Culture - Après une nouvelle dégradation d'oeuvre d'art, Aurélie Filippeti veut sensibiliser préfets et élus
Il y a quelques jours, une œuvre d'art réalisée en 1972 dans le cadre du "1% culturel" finissait par mégarde à la déchetterie - avant d'être récupérée in extremis - à l'occasion de travaux entrepris par le conseil général de Vendée devant un collège de La Roche-sur-Yon (voir notre article ci-contre du 21 juillet 2014). Cette maladresse a conduit le département à lancer un inventaire de l'ensemble des œuvres d'art installées dans les collèges de son territoire.
Maladresse ou intention cachée ?
Une nouvelle affaire vient de survenir à Hayange (Moselle, 15.700 habitants). En entreprenant de repeindre les fontaines de la ville, les services municipaux ont en effet également repeint partiellement - en bleu clair - une statue-fontaine en granit installée sur la place de l'église d'Hayange. Or cette statue est l'œuvre d'Alain Mila, un artiste originaire de Thionville.
Comme dans le cas de La Roche-sur-Yon, l'affaire d'Hayange relève manifestement davantage de la maladresse et/ou de la méconnaissance des règles régissant le droit d'auteur, que d'une quelconque intention cachée. "Nous avons voulu redonner des couleurs, égayer un peu le centre-ville, les barrières aussi ont été repeintes...", explique ainsi Fabien Engelmann, le maire d'Hayange.
Mais l'affaire présente toutefois deux différences : d'une part l'œuvre en question appartient au domaine public de l'Etat (alors que celle de La Roche-sur-Yon appartenait au département) ; d'autre part, le maire d'Hayange est l'un des nouveaux élus du Front national, qui a remporté la ville en mars dernier. Aurélie Filippetti a donc publié, le 25 juillet, un communiqué pour dénoncer "une violation manifeste du droit moral et des règles élémentaires du Code de la propriété intellectuelle et de la protection du patrimoine". Pour la ministre de la Culture, "cet incident est révélateur de la conception de la politique culturelle qu'ont les élus du Front national et qui appelle à la plus grande vigilance".
Une circulaire aux préfets pour rappeler les règles
Au-delà de cette polémique, la ministre "rappelle que les œuvres d'art appartenant au domaine public de l'Etat ou des collectivités publiques sont inaliénables, imprescriptibles et insaisissables. En conséquence, les œuvres ne peuvent être ni modifiées, ni même déplacées, ni a fortiori détruites sans l'autorisation de l'artiste ou de ses ayants droit. Elles ne peuvent en aucun cas être vendues". Aurélie Filippetti annonce avoir demandé à ses services de préparer une circulaire aux préfets, attirant leur attention sur ces "points de droit" et leur demandant "de rappeler, au besoin, aux collectivités propriétaires leurs devoirs de surveillance et de conservation des œuvres placées sous leur garde".

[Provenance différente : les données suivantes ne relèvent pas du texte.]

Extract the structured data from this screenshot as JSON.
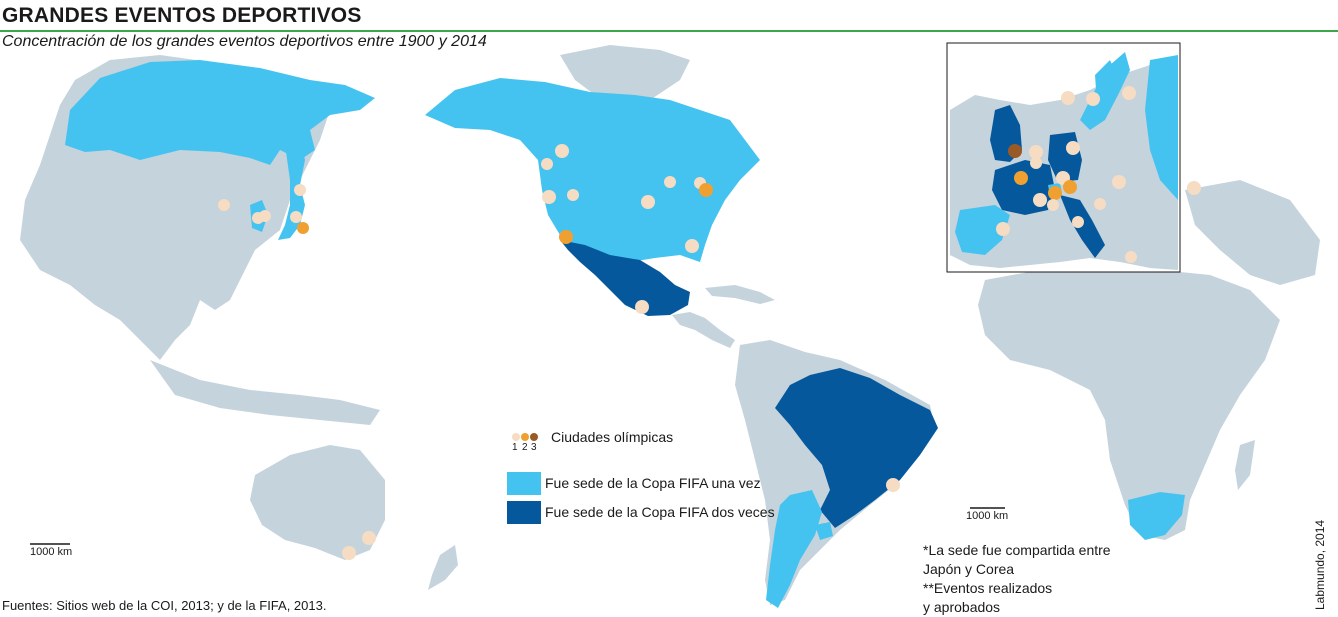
{
  "title": "GRANDES EVENTOS DEPORTIVOS",
  "subtitle": "Concentración de los grandes eventos deportivos entre 1900 y 2014",
  "legend": {
    "olympic_label": "Ciudades olímpicas",
    "olympic_counts": [
      "1",
      "2",
      "3"
    ],
    "fifa_once": "Fue sede de la Copa FIFA una vez",
    "fifa_twice": "Fue sede de la Copa FIFA dos veces"
  },
  "colors": {
    "land": "#c5d3dc",
    "fifa_once": "#45c3f0",
    "fifa_twice": "#05589b",
    "olympic_1": "#f6dcc3",
    "olympic_2": "#f0a030",
    "olympic_3": "#9a5a26"
  },
  "scale": {
    "main": "1000 km",
    "inset": "1000 km"
  },
  "footnotes": {
    "line1": "*La sede fue compartida entre",
    "line2": "Japón y Corea",
    "line3": "**Eventos realizados",
    "line4": "y aprobados"
  },
  "source": "Fuentes: Sitios web de la COI, 2013; y de la FIFA, 2013.",
  "credit": "Labmundo, 2014"
}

Cette position est depuis longtemps confirmée par la jurisprudence. Il y a quelques années, la ville de Bordeaux a ainsi été condamnée par le tribunal administratif (jugement définitif) pour avoir détruit une œuvre installée en bordure de la Garonne (voir notre article ci-contre du 13 juillet 2007). Ce jugement faisait suite à un autre, beaucoup plus célèbre : la condamnation, en 1981, de Renault pour avoir détruit le "Salon d'été" installé par Jean Dubuffet dans les jardins du siège social de l'entreprise à Boulogne.
Ces condamnations se fondent sur l'article L.111-1 du Code de la propriété intellectuelle, qui ne laisse aucun doute sur le statut de l'œuvre d'art. Celui-ci dispose en effet que "l'auteur d'une oeuvre de l'esprit jouit sur cette oeuvre, du seul fait de sa création, d'un droit de propriété incorporelle exclusif et opposable à tous. Ce droit comporte des attributs d'ordre intellectuel et moral ainsi que des attributs d'ordre patrimonial [...]".